This month we profile PhD student Stephen McCloskey. Stephen’s research is a data-driven multidisciplinary project analysing sleep disorders using machine learning techniques to identify quantitative characteristics.
Please tell us a little about yourself
I am a current PhD student at University of Sydney that was born and raised in Sydney. I graduated in 2016 from University of Sydney with a combined degree in Bachelor of Information Technology (Honours) and Bachelor of Science.
Through my studies, I worked with the Alertness CRC and the Brain Dynamics Group investigating sleep dynamics, who were developing a sleep-wake model to assist with issues including sleepiness and adaption during jet lag and shift work. In that project, I investigated and incorporated the altering effects of light on sleep in the sleep-wake model.
What is your research on?
Currently in sleep medicine, clinicians subjectively diagnose sleep disorders such as insomnia, however the quantitative characteristics of many sleep disorders have not been determined. My research is a data-driven multidisciplinary project analysing sleep disorders using machine learning techniques to identify quantitative characteristics.
My project focuses on identifying characteristics of sleep disorders including insomnia disorder and OSA using PSG. This includes identifying potential phenotypes of insomnia disorder using EEG to assist diagnosis of insomnia, identifying hypopnea and obstructive apnea events in nasal airflow and investigating the quantitative characteristics of sleep stages using sleep trajectories from a neural-field brain model.
What are the real world consequences of your research?
The vision of this project is to identify the main characteristics of different sleep disorders to allow more accessible and cheaper personal devices at home to monitor abnormal states of sleep. This would provide patients with an objective diagnosis that could be used to assist with a more precise and personalised treatment of these sleep disorders. This could also be used to provide larger scale feedback with real-world data that can be used to further improve the diagnosis and treatment of these disorders.
What does digital health mean to you?
For me, digital health refers to the union of technology and healthcare that allows people to monitor and manage their own healthcare with a greater accuracy and with more objectivity using data-driven approaches. For many medical conditions, including sleep disorders with tiredness, doctors currently work with subjective complaints, as it is difficult or expensive for people to access the current studies used analyse those conditions, i.e. it can take weeks of preparation for an overnight sleep lab.
Digital health assists with this by investigating how to make healthcare more accessible so that can be used at home to track and identify health issues with objective measurements, which allows people to make informed decisions and make medicine more personalised and precise to their needs.

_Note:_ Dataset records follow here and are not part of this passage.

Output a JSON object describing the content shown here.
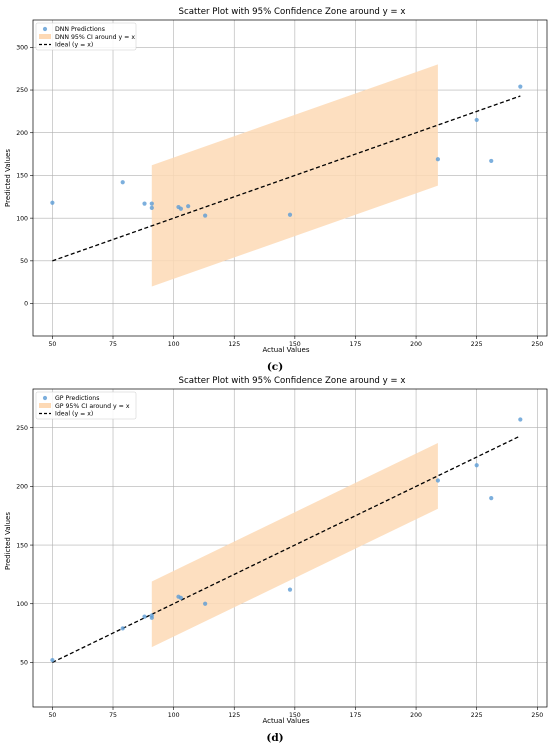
{
  "panels": [
    {
      "caption": "(c)",
      "chart_data": {
        "type": "scatter",
        "title": "Scatter Plot with 95% Confidence Zone around y = x",
        "xlabel": "Actual Values",
        "ylabel": "Predicted Values",
        "xlim": [
          42,
          254
        ],
        "ylim": [
          -38,
          332
        ],
        "xticks": [
          "50",
          "75",
          "100",
          "125",
          "150",
          "175",
          "200",
          "225",
          "250"
        ],
        "yticks": [
          "0",
          "50",
          "100",
          "150",
          "200",
          "250",
          "300"
        ],
        "grid": true,
        "legend_position": "top-left",
        "legend": [
          "DNN Predictions",
          "DNN 95% CI around y = x",
          "Ideal (y = x)"
        ],
        "points": [
          {
            "x": 50,
            "y": 118
          },
          {
            "x": 79,
            "y": 142
          },
          {
            "x": 88,
            "y": 117
          },
          {
            "x": 91,
            "y": 117
          },
          {
            "x": 91,
            "y": 112
          },
          {
            "x": 102,
            "y": 113
          },
          {
            "x": 103,
            "y": 111
          },
          {
            "x": 106,
            "y": 114
          },
          {
            "x": 113,
            "y": 103
          },
          {
            "x": 148,
            "y": 104
          },
          {
            "x": 209,
            "y": 169
          },
          {
            "x": 225,
            "y": 215
          },
          {
            "x": 231,
            "y": 167
          },
          {
            "x": 243,
            "y": 254
          }
        ],
        "ci_band": {
          "x_start": 91,
          "x_end": 209,
          "half_width": 71
        },
        "ideal_line": {
          "x": [
            50,
            243
          ],
          "y": [
            50,
            243
          ]
        },
        "colors": {
          "points": "#5b9bd5",
          "band": "#fdd9b5",
          "ideal": "#000000"
        }
      }
    },
    {
      "caption": "(d)",
      "chart_data": {
        "type": "scatter",
        "title": "Scatter Plot with 95% Confidence Zone around y = x",
        "xlabel": "Actual Values",
        "ylabel": "Predicted Values",
        "xlim": [
          42,
          254
        ],
        "ylim": [
          12,
          283
        ],
        "xticks": [
          "50",
          "75",
          "100",
          "125",
          "150",
          "175",
          "200",
          "225",
          "250"
        ],
        "yticks": [
          "50",
          "100",
          "150",
          "200",
          "250"
        ],
        "grid": true,
        "legend_position": "top-left",
        "legend": [
          "GP Predictions",
          "GP 95% CI around y = x",
          "Ideal (y = x)"
        ],
        "points": [
          {
            "x": 50,
            "y": 52
          },
          {
            "x": 79,
            "y": 79
          },
          {
            "x": 88,
            "y": 89
          },
          {
            "x": 91,
            "y": 88
          },
          {
            "x": 91,
            "y": 90
          },
          {
            "x": 102,
            "y": 106
          },
          {
            "x": 103,
            "y": 105
          },
          {
            "x": 113,
            "y": 100
          },
          {
            "x": 148,
            "y": 112
          },
          {
            "x": 209,
            "y": 205
          },
          {
            "x": 225,
            "y": 218
          },
          {
            "x": 231,
            "y": 190
          },
          {
            "x": 243,
            "y": 257
          }
        ],
        "ci_band": {
          "x_start": 91,
          "x_end": 209,
          "half_width": 28
        },
        "ideal_line": {
          "x": [
            50,
            243
          ],
          "y": [
            50,
            243
          ]
        },
        "colors": {
          "points": "#5b9bd5",
          "band": "#fdd9b5",
          "ideal": "#000000"
        }
      }
    }
  ]
}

Digital health also allows for more real-world data to be generated, which allows for larger scale data-driven approaches to allow researchers to further improve their understanding and treatment of different health problems, particularly uncommon or rare conditions. This can be used to improve research into these conditions more effectively than isolated studies set in precise environments that may not be realistic for many people.
A very big thank to you to Stephen for being our June profile.